Rogue waves are rare in nature, but new research is making them perfectly common.

Published October 13, 2016

They seem to come from nowhere, walls of water towering above the sea, and then disappear without a trace. Rogue waves can swamp huge ships, lighthouses, or offshore structures without warning, and are among the most terrifying threats facing people at sea.

Rogue waves—waves that are more than twice the height of the surrounding waves—have been blamed for many wrecks. In 1978, the German barge carrier MS München sent a garbled distress signal before suddenly disappearing, leaving behind only a few bits of wreckage. And one theory about the sinking of the SS Edmund Fitzgerald on Lake Superior in 1975 blames rogue waves. Though they have been part of maritime lore for centuries, it was only on New Year’s Day in 1995 that scientists confirmed that rogue waves exist, when they were able to measure one for the first time: a 25-meter-high wave that suddenly hit and damaged the Draupner oil platform off the coast of Norway, at a time when the surrounding waves were just 12 meters.

Because rogue waves are so rare and difficult to record at sea, Amin Chabchoub, who studies hydrodynamics at Aalto University in Finland, has been trying to re-create them in the lab.

Rogue waves are the number one threat to Lego pirates. Photo by Aalto University

In 2011, he showed that a solution of the non-linear Schrödinger equation (iψt = −½ψxx + |ψ|2ψ for those playing along at home), called the Peregrine breather, could explain the formation of rogue waves. The equation describes the evolution of groups of waves, and the solution shows a wave with a progressive and significant increase in amplitude and decrease in duration. But he was only able to produce rogue waves in a wave tank with perfectly regular waves, a condition rarely found in nature.

“The question is now, can these breathers evolve in an irregular sea state?” he says.

When Chabchoub created more realistic conditions in the wave tank and had the tank’s wave-maker move in the way that would produce his rogue wave, he found that it could still persist even in this more complex sea.
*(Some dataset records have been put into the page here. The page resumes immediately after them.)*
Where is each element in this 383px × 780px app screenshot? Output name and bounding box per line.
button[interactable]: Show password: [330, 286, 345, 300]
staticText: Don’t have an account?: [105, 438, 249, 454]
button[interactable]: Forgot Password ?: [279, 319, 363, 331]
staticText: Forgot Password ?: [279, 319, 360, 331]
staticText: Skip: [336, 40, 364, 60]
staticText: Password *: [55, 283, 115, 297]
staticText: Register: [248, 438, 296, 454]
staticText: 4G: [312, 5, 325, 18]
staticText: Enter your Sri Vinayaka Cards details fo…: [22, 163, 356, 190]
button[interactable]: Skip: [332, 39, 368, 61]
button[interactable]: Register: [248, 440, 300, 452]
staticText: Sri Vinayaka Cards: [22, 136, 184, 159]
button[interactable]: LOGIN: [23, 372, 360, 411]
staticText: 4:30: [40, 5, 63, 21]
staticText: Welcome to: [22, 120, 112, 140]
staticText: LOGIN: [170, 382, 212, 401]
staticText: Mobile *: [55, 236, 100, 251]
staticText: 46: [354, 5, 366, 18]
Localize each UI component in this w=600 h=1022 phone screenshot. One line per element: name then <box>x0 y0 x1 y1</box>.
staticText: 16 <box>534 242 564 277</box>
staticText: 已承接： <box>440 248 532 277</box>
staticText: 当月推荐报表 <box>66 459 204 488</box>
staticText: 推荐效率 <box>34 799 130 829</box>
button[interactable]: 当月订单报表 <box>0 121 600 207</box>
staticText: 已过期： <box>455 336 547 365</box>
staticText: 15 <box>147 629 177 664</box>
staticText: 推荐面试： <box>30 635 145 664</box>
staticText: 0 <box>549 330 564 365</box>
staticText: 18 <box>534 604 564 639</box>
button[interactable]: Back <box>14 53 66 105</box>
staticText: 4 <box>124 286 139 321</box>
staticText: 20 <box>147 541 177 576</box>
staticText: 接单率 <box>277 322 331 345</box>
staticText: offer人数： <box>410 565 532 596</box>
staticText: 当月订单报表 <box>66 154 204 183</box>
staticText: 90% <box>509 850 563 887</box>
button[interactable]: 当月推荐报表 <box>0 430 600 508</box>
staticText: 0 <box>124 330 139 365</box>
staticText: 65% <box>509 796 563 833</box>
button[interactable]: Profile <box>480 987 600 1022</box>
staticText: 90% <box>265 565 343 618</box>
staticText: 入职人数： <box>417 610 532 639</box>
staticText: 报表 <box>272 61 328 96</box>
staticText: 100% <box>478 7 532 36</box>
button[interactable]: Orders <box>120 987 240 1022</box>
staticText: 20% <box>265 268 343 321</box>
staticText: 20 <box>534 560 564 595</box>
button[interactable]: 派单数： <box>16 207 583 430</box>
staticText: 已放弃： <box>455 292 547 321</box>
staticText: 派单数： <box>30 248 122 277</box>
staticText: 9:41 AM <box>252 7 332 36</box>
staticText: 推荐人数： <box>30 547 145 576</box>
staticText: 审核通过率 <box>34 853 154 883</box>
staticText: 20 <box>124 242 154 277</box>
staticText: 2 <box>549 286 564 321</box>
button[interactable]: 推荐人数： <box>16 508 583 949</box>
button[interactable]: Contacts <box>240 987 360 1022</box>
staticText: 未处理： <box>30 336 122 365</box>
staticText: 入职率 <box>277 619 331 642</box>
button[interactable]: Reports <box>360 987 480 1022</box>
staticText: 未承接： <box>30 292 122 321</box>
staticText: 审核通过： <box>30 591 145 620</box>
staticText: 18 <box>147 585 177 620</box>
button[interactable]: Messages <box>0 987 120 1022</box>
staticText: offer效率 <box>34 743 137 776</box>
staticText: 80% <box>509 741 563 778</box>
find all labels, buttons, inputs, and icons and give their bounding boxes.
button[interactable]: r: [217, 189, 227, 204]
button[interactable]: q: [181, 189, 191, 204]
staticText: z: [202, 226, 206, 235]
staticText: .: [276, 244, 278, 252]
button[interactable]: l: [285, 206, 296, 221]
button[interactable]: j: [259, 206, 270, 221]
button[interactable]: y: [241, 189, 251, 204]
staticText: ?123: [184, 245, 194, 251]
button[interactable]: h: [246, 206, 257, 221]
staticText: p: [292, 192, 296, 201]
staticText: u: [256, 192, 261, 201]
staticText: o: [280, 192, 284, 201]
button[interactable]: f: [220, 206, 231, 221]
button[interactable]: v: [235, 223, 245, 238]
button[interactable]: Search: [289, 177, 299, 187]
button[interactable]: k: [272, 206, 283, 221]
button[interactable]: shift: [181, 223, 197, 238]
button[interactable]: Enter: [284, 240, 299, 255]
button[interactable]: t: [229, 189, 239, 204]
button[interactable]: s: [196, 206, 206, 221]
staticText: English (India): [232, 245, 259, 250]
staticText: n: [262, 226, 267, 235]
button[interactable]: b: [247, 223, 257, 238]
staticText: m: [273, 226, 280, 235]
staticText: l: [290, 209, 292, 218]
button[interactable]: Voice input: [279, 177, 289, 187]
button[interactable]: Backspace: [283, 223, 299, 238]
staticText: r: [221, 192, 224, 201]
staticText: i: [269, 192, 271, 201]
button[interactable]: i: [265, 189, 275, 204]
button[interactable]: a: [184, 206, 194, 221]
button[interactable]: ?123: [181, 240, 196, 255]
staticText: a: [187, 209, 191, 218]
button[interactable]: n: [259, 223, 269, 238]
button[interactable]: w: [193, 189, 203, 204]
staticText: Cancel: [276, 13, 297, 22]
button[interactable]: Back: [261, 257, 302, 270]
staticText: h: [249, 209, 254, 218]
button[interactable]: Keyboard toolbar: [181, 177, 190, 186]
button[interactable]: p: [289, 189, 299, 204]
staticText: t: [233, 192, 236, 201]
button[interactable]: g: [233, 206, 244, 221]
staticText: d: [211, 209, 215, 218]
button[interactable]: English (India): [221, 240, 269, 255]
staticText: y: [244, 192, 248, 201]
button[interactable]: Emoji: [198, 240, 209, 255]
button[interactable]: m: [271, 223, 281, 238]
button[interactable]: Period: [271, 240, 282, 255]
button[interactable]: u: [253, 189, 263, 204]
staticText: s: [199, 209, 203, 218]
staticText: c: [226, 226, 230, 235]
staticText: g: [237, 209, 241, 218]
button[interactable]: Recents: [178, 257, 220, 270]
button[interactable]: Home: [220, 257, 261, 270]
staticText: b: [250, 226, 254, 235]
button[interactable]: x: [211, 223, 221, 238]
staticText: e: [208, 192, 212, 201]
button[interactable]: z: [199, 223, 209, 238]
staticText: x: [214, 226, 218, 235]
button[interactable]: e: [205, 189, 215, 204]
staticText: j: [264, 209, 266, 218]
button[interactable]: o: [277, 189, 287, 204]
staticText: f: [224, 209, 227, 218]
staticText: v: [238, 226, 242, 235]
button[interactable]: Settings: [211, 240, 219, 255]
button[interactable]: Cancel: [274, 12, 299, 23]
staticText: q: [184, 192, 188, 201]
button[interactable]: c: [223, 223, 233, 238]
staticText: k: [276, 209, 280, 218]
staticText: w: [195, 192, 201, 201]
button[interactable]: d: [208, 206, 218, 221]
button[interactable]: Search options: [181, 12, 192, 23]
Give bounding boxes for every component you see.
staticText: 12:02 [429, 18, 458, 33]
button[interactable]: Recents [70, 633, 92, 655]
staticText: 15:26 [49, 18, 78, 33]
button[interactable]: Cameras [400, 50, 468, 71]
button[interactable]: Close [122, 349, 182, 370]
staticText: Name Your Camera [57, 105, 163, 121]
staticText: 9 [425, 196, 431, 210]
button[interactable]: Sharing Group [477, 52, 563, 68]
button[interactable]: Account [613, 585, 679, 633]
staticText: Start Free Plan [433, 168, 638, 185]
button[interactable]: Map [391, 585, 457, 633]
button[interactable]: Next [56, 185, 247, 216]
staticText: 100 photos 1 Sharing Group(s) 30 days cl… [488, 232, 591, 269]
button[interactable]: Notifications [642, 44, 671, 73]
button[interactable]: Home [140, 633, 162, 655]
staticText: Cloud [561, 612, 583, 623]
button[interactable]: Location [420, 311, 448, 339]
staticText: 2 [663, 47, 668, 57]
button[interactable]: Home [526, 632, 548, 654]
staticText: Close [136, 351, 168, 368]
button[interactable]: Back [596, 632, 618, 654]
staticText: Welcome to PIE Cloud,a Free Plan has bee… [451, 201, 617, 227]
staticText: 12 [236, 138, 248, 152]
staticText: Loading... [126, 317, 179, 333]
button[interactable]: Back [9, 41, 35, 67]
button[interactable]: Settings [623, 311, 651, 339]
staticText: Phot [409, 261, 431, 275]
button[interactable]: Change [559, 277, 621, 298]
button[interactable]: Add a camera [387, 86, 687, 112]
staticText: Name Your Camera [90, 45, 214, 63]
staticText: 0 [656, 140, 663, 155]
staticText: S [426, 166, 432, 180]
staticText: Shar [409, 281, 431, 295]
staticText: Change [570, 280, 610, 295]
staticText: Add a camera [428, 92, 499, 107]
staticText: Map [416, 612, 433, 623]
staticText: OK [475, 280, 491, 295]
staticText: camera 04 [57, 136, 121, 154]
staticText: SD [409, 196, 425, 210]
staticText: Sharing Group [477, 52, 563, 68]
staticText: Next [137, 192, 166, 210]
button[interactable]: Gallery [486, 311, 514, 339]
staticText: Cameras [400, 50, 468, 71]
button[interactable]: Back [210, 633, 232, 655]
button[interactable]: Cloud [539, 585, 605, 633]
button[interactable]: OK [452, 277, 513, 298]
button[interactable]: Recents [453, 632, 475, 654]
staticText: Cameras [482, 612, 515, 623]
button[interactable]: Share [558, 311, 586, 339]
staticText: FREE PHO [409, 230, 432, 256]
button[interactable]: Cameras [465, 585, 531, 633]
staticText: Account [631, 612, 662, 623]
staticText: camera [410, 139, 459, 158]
This improved understanding of how rogue waves behave could help ship designers better prepare vessels to face them, he says.

Qingwei Ma, who studies hydrodynamics at City University in London, England, says the work adds to our fundamental understanding of rogue waves, but he doubts it currently has many practical applications. For one thing, the experiments were carried out in a narrow wave tank, with all the waves moving in the same direction. “It’s still an open question what would happen if the background is three-dimensional spreading waves,” he says.

Chabchoub acknowledges this limitation, and says the next step will be to try and integrate the missing spatial dimension into the model. The ultimate goal is to be able to predict rogue waves at sea before they happen, says Chabchoub. “If we could solve the problem of predicting rogue waves, that would be revolutionary,” he says.